Microsoft has confirmed that a flaw in its cloud email service has allowed Chinese hackers to gain access to the email accounts of US government employees.
The hacking group is known as Storm-0558, following the convention of using “Storm” as a nickname to track hacking groups that are emerging or in development.
While Microsoft hasn’t identified the specific government agencies that have been targeted, it is known that 25 email accounts were affected. These include those within government agencies, as well as consumer accounts that are linked to people associated with the organizations.
Microsoft Security Breaches
The Storm-0558 attack is the latest in a line of recent security breaches within Microsoft.
Earlier this month, Microsoft had to deny large scale DDoS attacks in which hackers claimed they’d stolen 30 million customer records. Following this, a member of the US Navy’s information security research team exposed a flaw within the company's incoming file restraints, which allowed attackers to share malware.
How Did The Attack Take Place?
In its investigation and technical analysis of the attack, Microsoft explained that Storm-0558 forged authentication tokens to gain access to email accounts using Outlook Web Access in Exchange Online and outlook.com. From there, they exploited a token validation issue to impersonate Azure AD users and get access to enterprise email accounts.

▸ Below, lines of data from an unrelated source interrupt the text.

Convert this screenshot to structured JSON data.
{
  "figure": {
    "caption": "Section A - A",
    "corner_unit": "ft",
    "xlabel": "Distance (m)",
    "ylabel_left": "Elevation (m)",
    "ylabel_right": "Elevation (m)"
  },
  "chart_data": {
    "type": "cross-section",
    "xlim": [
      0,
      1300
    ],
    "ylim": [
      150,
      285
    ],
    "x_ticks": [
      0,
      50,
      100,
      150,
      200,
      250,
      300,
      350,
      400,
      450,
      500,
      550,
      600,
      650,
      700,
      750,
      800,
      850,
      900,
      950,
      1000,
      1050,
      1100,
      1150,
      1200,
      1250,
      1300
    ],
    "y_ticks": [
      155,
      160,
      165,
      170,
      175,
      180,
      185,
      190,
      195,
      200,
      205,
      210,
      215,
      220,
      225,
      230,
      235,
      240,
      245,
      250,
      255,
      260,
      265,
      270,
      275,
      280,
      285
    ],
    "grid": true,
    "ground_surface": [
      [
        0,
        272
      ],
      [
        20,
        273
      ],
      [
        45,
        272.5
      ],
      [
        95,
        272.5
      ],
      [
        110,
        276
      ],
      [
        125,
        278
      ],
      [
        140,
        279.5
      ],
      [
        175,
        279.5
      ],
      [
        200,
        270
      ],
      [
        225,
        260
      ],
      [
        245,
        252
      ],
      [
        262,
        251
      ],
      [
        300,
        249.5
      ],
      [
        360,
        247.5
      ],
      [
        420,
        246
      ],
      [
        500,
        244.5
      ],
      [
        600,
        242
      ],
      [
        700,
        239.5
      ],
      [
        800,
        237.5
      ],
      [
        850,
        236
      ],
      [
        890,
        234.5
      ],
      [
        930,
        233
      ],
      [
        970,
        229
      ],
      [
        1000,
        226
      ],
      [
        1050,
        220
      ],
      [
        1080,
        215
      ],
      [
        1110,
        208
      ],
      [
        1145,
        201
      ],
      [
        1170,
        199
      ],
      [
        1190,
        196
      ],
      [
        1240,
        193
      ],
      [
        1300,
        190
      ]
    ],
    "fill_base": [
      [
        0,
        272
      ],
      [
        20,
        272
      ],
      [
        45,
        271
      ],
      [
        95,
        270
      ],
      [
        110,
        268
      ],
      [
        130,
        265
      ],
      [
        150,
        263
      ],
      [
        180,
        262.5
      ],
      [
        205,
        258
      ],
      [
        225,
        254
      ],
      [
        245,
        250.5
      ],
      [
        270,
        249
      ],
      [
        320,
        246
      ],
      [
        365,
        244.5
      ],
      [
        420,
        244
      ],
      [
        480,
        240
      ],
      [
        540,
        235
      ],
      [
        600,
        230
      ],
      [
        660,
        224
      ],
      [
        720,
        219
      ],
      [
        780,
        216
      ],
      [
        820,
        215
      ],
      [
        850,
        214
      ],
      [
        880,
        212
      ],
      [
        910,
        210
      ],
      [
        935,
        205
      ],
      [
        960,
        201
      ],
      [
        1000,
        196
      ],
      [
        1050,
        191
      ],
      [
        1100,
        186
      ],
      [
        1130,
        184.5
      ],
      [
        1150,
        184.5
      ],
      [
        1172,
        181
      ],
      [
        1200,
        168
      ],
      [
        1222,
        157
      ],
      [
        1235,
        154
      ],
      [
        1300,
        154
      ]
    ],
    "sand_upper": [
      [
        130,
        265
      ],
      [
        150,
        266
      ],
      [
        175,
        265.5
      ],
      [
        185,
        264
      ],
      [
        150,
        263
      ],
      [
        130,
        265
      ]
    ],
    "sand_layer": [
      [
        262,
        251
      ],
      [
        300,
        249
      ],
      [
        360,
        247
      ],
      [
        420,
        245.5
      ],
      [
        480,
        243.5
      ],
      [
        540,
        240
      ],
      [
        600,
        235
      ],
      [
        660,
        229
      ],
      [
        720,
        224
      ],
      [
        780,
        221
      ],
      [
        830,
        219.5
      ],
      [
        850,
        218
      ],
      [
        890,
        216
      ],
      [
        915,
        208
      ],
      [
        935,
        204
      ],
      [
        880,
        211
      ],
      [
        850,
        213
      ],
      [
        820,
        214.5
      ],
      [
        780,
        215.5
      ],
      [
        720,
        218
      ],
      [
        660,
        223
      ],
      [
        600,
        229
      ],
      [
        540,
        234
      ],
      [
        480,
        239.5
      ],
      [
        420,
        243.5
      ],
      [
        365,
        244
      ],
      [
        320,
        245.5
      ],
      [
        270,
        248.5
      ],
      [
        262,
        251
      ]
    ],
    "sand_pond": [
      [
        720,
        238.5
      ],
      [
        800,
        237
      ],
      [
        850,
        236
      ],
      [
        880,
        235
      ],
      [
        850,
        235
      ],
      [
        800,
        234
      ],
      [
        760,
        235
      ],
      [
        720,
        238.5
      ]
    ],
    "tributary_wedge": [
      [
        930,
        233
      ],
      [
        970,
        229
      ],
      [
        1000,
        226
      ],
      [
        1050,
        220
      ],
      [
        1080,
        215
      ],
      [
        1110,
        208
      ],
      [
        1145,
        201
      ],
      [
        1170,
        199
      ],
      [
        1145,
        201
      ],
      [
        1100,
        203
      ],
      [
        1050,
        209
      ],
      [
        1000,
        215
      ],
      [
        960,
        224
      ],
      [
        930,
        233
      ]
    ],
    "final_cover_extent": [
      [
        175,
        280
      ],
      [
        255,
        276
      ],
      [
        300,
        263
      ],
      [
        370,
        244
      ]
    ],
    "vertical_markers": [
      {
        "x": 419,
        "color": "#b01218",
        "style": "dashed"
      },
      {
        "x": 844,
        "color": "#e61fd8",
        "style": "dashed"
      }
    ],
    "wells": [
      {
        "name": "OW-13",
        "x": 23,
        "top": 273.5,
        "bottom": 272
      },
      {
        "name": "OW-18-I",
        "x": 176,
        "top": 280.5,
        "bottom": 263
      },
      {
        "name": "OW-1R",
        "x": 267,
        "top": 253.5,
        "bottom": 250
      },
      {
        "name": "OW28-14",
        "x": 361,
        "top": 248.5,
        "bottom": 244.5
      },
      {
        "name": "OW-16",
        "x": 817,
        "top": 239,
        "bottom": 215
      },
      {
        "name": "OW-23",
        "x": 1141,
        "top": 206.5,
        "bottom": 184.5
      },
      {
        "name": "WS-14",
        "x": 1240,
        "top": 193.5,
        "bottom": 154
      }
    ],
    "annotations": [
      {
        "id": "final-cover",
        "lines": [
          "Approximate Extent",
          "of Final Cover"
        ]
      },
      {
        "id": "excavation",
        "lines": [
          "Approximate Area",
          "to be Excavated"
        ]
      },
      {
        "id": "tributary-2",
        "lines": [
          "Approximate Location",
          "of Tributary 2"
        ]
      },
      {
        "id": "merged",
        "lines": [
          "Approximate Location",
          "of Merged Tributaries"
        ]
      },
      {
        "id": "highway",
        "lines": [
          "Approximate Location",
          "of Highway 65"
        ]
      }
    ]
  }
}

“Last month, US government safeguards identified an intrusion in Microsoft’s cloud security, which affected unclassified systems. Officials immediately contacted Microsoft to find the source and vulnerability in their cloud service. We continue to hold the procurement providers of the US Government to a high security threshold.” – Adam Hodge, spokesperson for the White House’s National Security Council
Microsoft has called Storm-0558 a “well-resourced” adversary.
It's Not Yet Known If Any Sensitive Data Was Exfiltrated
It’s reported that the malicious activity had gone undetected for around a month, until flagged by customers to Microsoft, citing unexpected mail activity as the basis for their concerns.
“We assess this adversary is focused on espionage, such as gaining access to email systems for intelligence collection. This type of espionage-motivated adversary seeks to abuse credentials and gain access to data residing in sensitive systems” – Charlie Bell, Microsoft’s top cybersecurity executive.
The attack has since been successfully mitigated and Storm-0558 no longer has access to the email accounts. However, Microsoft has not yet confirmed whether any sensitive data was exfiltrated.